Friday, 14 December 2012

Tis the season to be careful.

I’m feeling a bit cynical today and my mood wasn’t helped when I read a report in the online Elmbridge News from the 28th November. It’s a standard press release from Ashford and St Peters Hospital and was intended to stop people with minor ailments which aren’t emergencies coming to A and E.

It said that “Ashford and St. Peter’s Hospitals NHS Foundation Trust is asking local people to think first before they visit the A&E department at St Peter’s Hospital.”

Yes, now I think of it I rather wish I had thought twice myself, although I didn’t have any control over where the ambulance took me.

The report continued; “The trust said that more people are coming to hospital as the weather gets colder, with A&E attendances about 20% higher than normal averages. David Fluck is a medical director at Ashford and St Peter’s Hospitals NHS foundation Trust. The report quoted him as saying;

“We are currently experiencing extremely high levels of activity in our A&E department and this is putting pressure on our services.”

It seems astonishing to me that the winter peak, which happens every year, is something which the hospital is unable to plan for. If you know that demand will go up by 20% every year, you would expect the hospital would increase staff at that time and reduce it at quieter periods.

In the same way, there are peaks of demand at the weekends and bank holidays, which are easily predictable and yet the cover isn’t there.

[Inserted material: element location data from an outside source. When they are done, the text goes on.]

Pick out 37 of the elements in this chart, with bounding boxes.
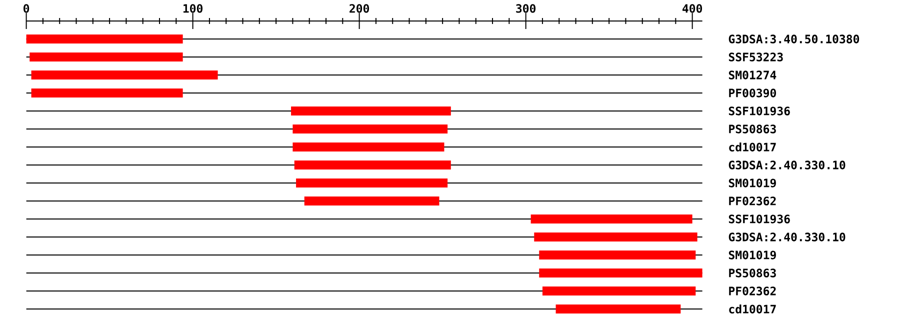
x-tick-label: 400 <box>682 4 702 13</box>
y-tick-label: G3DSA:2.40.330.10 <box>728 160 846 170</box>
bar <box>556 304 681 314</box>
y-tick-label: SSF101936 <box>728 214 790 224</box>
y-tick-label: PF00390 <box>729 88 776 98</box>
y-tick-label: PF02362 <box>729 286 776 296</box>
y-tick-label: PF02362 <box>729 196 776 206</box>
y-tick-label: SM01019 <box>728 250 776 260</box>
x-tick-label: 100 <box>183 4 202 13</box>
y-tick-label: SSF101936 <box>728 106 790 116</box>
bar <box>304 196 440 206</box>
bar <box>542 286 696 296</box>
bar <box>539 250 696 260</box>
y-tick-label: SSF53223 <box>728 52 783 62</box>
bar <box>31 88 183 98</box>
y-tick-label: SM01274 <box>728 70 776 80</box>
bar <box>534 232 698 242</box>
x-tick-label: 200 <box>350 4 370 13</box>
y-tick-label: PS50863 <box>729 124 776 134</box>
bar <box>292 142 444 152</box>
bar <box>291 106 451 116</box>
y-tick-label: cd10017 <box>729 142 776 152</box>
bar <box>30 52 183 62</box>
bar <box>26 34 183 44</box>
y-tick-label: PS50863 <box>729 268 776 278</box>
bar <box>530 214 692 224</box>
bar <box>294 160 451 170</box>
bar <box>296 178 448 188</box>
bar <box>539 268 702 278</box>
x-tick-label: 300 <box>516 4 536 13</box>
y-tick-label: cd10017 <box>729 304 776 314</box>
bar <box>292 124 448 134</box>
y-tick-label: G3DSA:3.40.50.10380 <box>728 34 860 44</box>
y-tick-label: SM01019 <box>728 178 776 188</box>
y-tick-label: G3DSA:2.40.330.10 <box>728 232 846 242</box>
bar <box>31 70 218 80</box>
x-tick-label: 0 <box>24 4 30 13</box>
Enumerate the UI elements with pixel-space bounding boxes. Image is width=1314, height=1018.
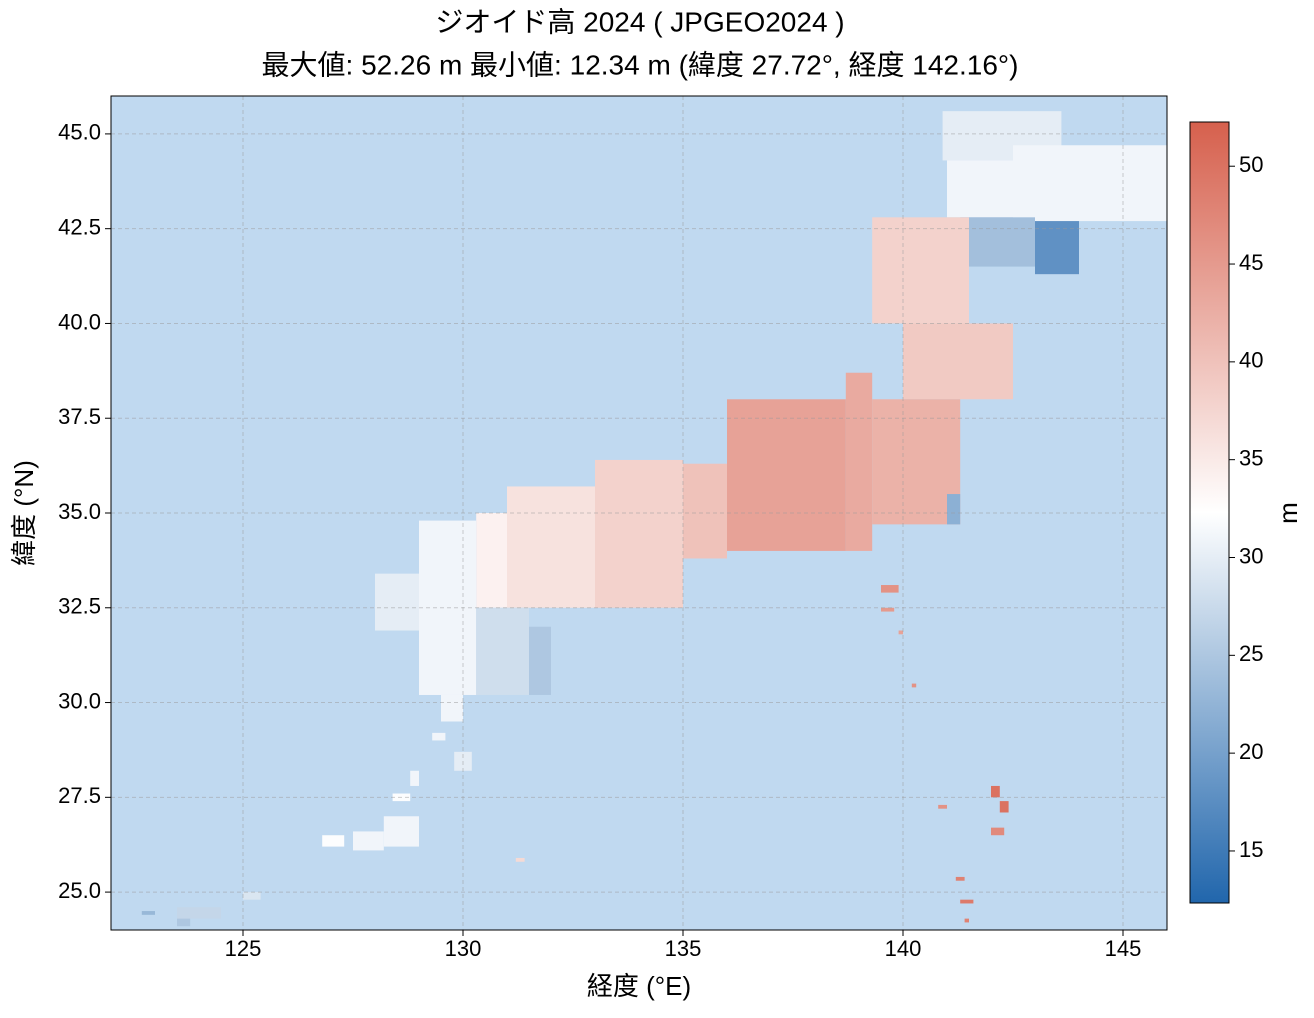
cell xyxy=(955,876,965,881)
cell xyxy=(476,607,529,695)
cell xyxy=(432,732,446,741)
cell xyxy=(683,463,727,559)
colorbar xyxy=(1189,121,1230,904)
cell xyxy=(999,801,1009,813)
colorbar-tick-label: 50 xyxy=(1239,152,1263,177)
cell xyxy=(903,323,1013,400)
chart-subtitle: 最大値: 52.26 m 最小値: 12.34 m (緯度 27.72°, 経度… xyxy=(262,49,1019,80)
cell xyxy=(177,907,221,919)
cell xyxy=(947,494,961,525)
cell xyxy=(845,372,873,551)
y-tick-label: 35.0 xyxy=(58,499,101,524)
cell xyxy=(595,459,683,608)
cell xyxy=(529,626,551,695)
colorbar-tick-label: 25 xyxy=(1239,641,1263,666)
y-tick-label: 42.5 xyxy=(58,214,101,239)
cell xyxy=(243,892,261,900)
cell xyxy=(898,630,903,635)
cells xyxy=(141,111,1167,927)
cell xyxy=(507,486,595,608)
x-tick-label: 135 xyxy=(665,936,702,961)
cell xyxy=(911,683,917,688)
cell xyxy=(476,513,507,608)
y-tick-label: 25.0 xyxy=(58,878,101,903)
cell xyxy=(353,831,384,851)
cell xyxy=(960,217,1035,267)
cell xyxy=(947,160,1013,218)
colorbar-label: m xyxy=(1273,502,1303,524)
cell xyxy=(727,399,846,551)
colorbar-tick-label: 30 xyxy=(1239,543,1263,568)
cell xyxy=(177,918,191,927)
cell xyxy=(881,607,895,612)
chart-title: ジオイド高 2024 ( JPGEO2024 ) xyxy=(435,6,844,37)
cell xyxy=(410,770,419,786)
cell xyxy=(872,399,961,525)
cell xyxy=(938,804,947,809)
cell xyxy=(441,694,463,722)
cell xyxy=(960,899,974,904)
y-tick-label: 37.5 xyxy=(58,404,101,429)
x-tick-label: 140 xyxy=(885,936,922,961)
cell xyxy=(1013,145,1167,222)
cell xyxy=(322,835,345,847)
colorbar-tick-label: 35 xyxy=(1239,445,1263,470)
cell xyxy=(964,918,969,923)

My first reaction would be that it is all down to money except that sensible hospitals save time and money by operating a triage system to separate out the urgent cases needing Doctors from minor problems needing a Nurse or advice.

In a while I’ll post extracts from a Daily Mail article dealing with the “nine to five” culture in A and E’s throughout the country but I do need to edit it down and work out how I can separately post the whole item for those who are interested in the detail.  In particular there are some very serious statistics about the increased chances of bad outcomes if you are unlucky enough to fall ill at the weekend. If you have a stroke, you are likely to be in serious trouble.

I, of course, would add that bank holidays are also a very bad time to fall seriously ill. I’ve got my fingers crossed for Christmas, I can tell you!